2014 Could be a Sequel for Gold and That’s not Good

It sounds like a broken record at this point, but gold has plunged 29% this year, its 13-year bull market has come to a resounding end, gold exchange traded funds are among the worst outflow offenders and mining ETFs are among the worst when it comes to performance.

The worst may not be over for the SPDR Gold Shares (NYSEArca: GLD), iShares Gold Trust (NYSEArca: IAU), Market Vectors Gold Miners ETF (NYSEArca: GDX) and friends. Gold futures traded as low as $1,188 per troy ounce Friday before rising back above $1,200, but the line in the sand is $1,180. A drop below there could spell disaster. [Gold ETFs Bleed Again in December]

Michael Shaoul, chairman of New York-based Marketfield Asset Management argues that “gold’s bear market is following a similar pattern leading up to the 50% drop the S&P 500 suffered when the tech bubble burst in 2000 to 2002,” reports Steven Russolillo for the Wall Street Journal.

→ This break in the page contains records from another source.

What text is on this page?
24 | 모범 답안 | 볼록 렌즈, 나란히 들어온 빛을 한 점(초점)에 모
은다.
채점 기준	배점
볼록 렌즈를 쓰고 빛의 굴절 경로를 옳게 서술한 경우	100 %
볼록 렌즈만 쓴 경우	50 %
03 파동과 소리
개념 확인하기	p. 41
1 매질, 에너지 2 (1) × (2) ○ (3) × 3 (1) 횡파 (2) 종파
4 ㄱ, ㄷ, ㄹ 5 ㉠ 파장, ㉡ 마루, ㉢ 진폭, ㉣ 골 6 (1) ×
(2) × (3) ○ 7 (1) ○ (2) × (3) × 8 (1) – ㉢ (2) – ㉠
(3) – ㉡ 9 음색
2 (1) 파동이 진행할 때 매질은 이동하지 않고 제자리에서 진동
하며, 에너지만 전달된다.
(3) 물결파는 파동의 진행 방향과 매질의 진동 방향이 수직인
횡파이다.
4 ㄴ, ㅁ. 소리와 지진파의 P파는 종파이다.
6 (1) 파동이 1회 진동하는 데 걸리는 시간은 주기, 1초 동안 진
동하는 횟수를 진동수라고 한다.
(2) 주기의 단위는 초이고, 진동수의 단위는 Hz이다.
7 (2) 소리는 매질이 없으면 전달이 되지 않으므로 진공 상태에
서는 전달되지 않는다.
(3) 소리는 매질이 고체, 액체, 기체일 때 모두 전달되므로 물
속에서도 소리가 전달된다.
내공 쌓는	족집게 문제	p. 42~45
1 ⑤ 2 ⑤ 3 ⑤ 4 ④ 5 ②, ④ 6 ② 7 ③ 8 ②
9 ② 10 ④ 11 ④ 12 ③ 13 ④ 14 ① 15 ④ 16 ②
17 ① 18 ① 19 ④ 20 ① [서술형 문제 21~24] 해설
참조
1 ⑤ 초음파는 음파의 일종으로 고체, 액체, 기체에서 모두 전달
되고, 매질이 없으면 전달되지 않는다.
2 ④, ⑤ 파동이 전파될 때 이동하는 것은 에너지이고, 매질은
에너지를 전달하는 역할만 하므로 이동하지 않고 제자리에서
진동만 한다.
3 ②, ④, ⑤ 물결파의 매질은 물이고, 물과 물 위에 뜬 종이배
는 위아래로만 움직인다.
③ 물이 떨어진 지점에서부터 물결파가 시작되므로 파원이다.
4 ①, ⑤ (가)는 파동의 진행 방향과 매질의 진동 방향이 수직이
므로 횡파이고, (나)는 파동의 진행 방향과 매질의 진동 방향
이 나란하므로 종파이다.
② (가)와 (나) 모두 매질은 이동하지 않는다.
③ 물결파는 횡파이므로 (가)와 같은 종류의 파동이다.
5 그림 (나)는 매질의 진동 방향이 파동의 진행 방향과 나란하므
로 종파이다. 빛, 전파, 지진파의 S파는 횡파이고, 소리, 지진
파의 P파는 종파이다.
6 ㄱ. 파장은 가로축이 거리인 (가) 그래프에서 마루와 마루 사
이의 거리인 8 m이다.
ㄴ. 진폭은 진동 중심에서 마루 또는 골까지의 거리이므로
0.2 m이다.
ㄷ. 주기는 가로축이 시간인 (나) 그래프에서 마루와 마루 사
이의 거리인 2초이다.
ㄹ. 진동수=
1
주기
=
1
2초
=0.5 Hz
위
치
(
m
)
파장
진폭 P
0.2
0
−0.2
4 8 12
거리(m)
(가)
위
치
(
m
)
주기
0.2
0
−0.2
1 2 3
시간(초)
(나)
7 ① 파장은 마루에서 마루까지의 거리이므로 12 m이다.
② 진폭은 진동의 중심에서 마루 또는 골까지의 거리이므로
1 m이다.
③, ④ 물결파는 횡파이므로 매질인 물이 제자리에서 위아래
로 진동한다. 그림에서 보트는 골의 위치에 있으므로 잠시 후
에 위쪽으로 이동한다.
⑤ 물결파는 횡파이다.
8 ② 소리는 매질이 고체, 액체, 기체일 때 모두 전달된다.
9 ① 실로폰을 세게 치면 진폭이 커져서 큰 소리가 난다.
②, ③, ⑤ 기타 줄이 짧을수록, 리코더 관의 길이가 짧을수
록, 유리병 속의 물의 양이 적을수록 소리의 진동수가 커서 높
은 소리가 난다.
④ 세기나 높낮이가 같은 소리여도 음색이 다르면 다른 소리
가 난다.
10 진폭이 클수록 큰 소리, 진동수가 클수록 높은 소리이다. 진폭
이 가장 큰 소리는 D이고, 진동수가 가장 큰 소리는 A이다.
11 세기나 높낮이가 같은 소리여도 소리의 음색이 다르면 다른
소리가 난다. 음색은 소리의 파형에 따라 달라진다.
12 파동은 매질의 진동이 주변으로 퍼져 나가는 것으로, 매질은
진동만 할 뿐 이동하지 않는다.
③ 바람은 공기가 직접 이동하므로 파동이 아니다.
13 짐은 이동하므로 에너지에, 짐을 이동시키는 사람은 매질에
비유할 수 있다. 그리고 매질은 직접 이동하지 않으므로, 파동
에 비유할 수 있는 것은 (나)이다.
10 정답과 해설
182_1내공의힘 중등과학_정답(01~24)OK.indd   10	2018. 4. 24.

Making matters worse for gold is that tapering has arrived and along with it expectations that reduced Federal Reserve asset buying will further hamper commodities. A case can be made that quantitative easing has not benefited gold, at least not when factoring in this year’s plunge, the way gold bugs were hoping for.

Over the past three years, GLD is down 14.4%, but the SPDR S&P 500 (NYSEArca: SPY) is higher by 54.6%.